Since 2010, they have elected a chair from among their own membership, and although this is quite a new precedent, it matters to many of the members.
When the Liaison Committee was a largely internal affair, adjudicating turf battles between committees and deciding humdrum matters like travel budgets, this would have seemed a rather uninteresting piece of SW1 gossip; now it is the forum for interrogating the prime minister, it's a bit more significant.
In truth, those PM hearings rarely discomforted Tony Blair, Gordon Brown, David Cameron or Theresa May (Boris Johnson has yet to appear before them - which is a row in itself) and at the start they were almost comically bland.
But they have gradually ratcheted up in effectiveness, with a conscious decision to focus on a few areas of questions and to move away from a Buggins turn approach, which gave every member a chance to enjoy the limelight.
And the last two chairs in particular, the independent minded Tory, Andrew Tyrie, and the Conservative turned Lib Dem Sarah Wollaston, did give the sessions a bit more bite.
Hence, perhaps, the government's apparent concern that another awkward squaddie might take the chair this time round. Names like Tom Tugendhat, the chair of the Foreign Affairs Committee, and even Jeremy Hunt, the long-serving former health secretary were touted as possible contenders, and would have had an important platform if they had won the job.
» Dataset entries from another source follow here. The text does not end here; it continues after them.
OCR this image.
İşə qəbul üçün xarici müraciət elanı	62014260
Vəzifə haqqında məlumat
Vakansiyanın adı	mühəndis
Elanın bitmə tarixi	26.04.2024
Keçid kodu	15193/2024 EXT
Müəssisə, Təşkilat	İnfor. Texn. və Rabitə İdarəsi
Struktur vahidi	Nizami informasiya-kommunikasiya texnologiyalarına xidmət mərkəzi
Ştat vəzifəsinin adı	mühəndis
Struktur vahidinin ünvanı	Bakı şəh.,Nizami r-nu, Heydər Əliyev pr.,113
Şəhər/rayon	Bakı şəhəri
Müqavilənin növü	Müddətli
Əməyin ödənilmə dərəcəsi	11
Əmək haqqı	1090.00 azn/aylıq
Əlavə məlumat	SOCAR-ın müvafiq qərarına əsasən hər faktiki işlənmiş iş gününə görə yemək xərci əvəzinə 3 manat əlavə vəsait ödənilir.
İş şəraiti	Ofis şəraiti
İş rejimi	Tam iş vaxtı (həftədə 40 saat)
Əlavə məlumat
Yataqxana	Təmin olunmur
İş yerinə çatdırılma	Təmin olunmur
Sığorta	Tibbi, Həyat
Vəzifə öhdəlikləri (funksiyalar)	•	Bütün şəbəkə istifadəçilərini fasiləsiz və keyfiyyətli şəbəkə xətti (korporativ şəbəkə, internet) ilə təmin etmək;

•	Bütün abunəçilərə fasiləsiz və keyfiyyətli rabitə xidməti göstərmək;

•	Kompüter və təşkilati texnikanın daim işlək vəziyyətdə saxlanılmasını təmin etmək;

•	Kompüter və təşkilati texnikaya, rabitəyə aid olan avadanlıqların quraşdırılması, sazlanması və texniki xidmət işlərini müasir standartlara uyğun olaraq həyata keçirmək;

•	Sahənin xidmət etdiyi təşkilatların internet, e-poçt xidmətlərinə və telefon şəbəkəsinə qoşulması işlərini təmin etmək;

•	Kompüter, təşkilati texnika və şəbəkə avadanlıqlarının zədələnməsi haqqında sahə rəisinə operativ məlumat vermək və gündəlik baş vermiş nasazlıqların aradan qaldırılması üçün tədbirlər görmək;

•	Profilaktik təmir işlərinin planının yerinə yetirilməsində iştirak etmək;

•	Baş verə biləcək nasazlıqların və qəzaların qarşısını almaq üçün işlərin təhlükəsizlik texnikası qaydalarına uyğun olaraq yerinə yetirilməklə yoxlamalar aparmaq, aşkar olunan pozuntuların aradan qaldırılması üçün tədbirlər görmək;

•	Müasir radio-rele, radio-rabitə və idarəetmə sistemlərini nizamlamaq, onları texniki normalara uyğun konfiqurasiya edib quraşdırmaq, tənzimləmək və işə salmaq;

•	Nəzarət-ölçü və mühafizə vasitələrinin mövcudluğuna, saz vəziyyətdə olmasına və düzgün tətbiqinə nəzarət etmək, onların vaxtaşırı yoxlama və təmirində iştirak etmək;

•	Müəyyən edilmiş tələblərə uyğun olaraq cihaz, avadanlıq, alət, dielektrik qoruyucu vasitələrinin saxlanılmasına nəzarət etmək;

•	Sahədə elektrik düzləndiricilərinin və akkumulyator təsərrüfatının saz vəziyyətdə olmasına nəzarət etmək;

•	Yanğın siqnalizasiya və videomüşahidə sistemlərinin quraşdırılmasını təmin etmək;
Instead, the government has put down a motion that Sir Bernard be a member, and chair of Liaison.
Historically, he has not been anybody's stooge, making his name as a Maastricht rebel in the Major years, and later making himself unpopular with the Cameron government by pushing for a parliamentary commission to reform the Civil Service. He did not enjoy the prime ministerial brush off that idea received.
But the issue here is not so much the personality as the process. For 10 years the chair of Liaison was chosen without (direct) government involvement, but now the government has put up a candidate and will presumably whip its troops to vote the motion through. (The Tory committee chairs will mostly grit their teeth and follow their whip, but they won't like it and they won't forget.)
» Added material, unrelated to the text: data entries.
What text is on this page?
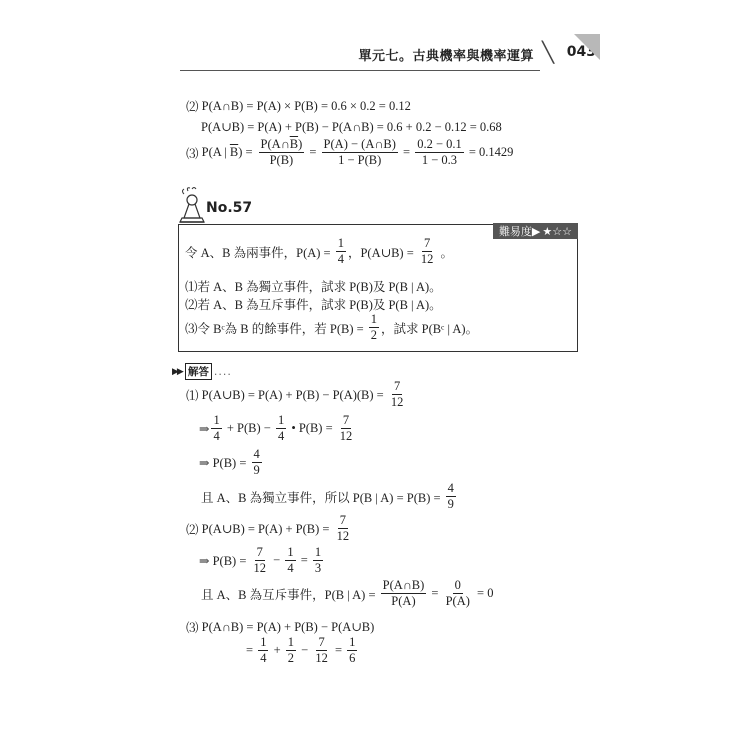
單元七。古典機率與機率運算 ╲ 043
⑵ P(A∩B) = P(A) × P(B) = 0.6 × 0.2 = 0.12
P(A∪B) = P(A) + P(B) − P(A∩B) = 0.6 + 0.2 − 0.12 = 0.68
⑶ P(A | $\overline{B}$ ) = $\frac{P(A\cap\overline{B})}{P(\overline{B})} = \frac{P(A) - (A\cap B)}{1 - P(B)} = \frac{0.2 - 0.1}{1 - 0.3} = 0.1429$
No.57
難易度▶ ★☆☆
令 A、B 為兩事件，$P(A) = \frac{1}{4}$ ，P(A∪B) = $\frac{7}{12}$ 。
⑴若 A、B 為獨立事件，試求 P(B)及 P(B | A)。
⑵若 A、B 為互斥事件，試求 P(B)及 P(B | A)。
⑶令 Bᶜ為 B 的餘事件，若 $P(B) = \frac{1}{2}$ ，試求 P(Bᶜ | A)。
▶▶ 解答 ....
⑴ P(A∪B) = $P(A) + P(B) - P(A)(B) = \frac{7}{12}$
⇒ $\frac{1}{4} + P(B) - \frac{1}{4}$ • $P(B) = \frac{7}{12}$
⇒ $P(B) = \frac{4}{9}$
且 A、B 為獨立事件，所以 P(B | $A) = P(B) = \frac{4}{9}$
⑵ P(A∪B) = $P(A) + P(B) = \frac{7}{12}$
⇒ $P(B) = \frac{7}{12} - \frac{1}{4} = \frac{1}{3}$
且 A、B 為互斥事件，P(B | $A) = \frac{P(A\cap B)}{P(A)} = \frac{0}{P(A)} = 0$
⑶ P(A∩B) = P(A) + P(B) − P(A∪B)
= $\frac{1}{4} + \frac{1}{2} - \frac{7}{12} = \frac{1}{6}$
And that will put Sir Bernard in an unenviable position; every move he makes will be analysed in terms of placeman or rebel.
There are alternative ideas in play. Labour's Harriet Harman, now a veteran of the committee corridor, wants to go back to allowing the Liaison Committee to choose its own chair, from amongst its own members - essentially baking in the status quo.
The Conservative MP Peter Bone proposes allowing the whole House to choose a member of the government party to lead Liaison.
This would mean that the Chair would not have a committee of their own to worry about, and couldn't be accused of bias, but more than that, it would create a powerful parliamentary player, elected by all MPs, who would then be a kind of shop steward for the committee system, and perhaps, ultimately for backbenchers, too, while also questioning the PM with extra authority.
And on the principle that governments try to avoid manufacturing rods for their own back, that seems unlikely to be allowed to happen.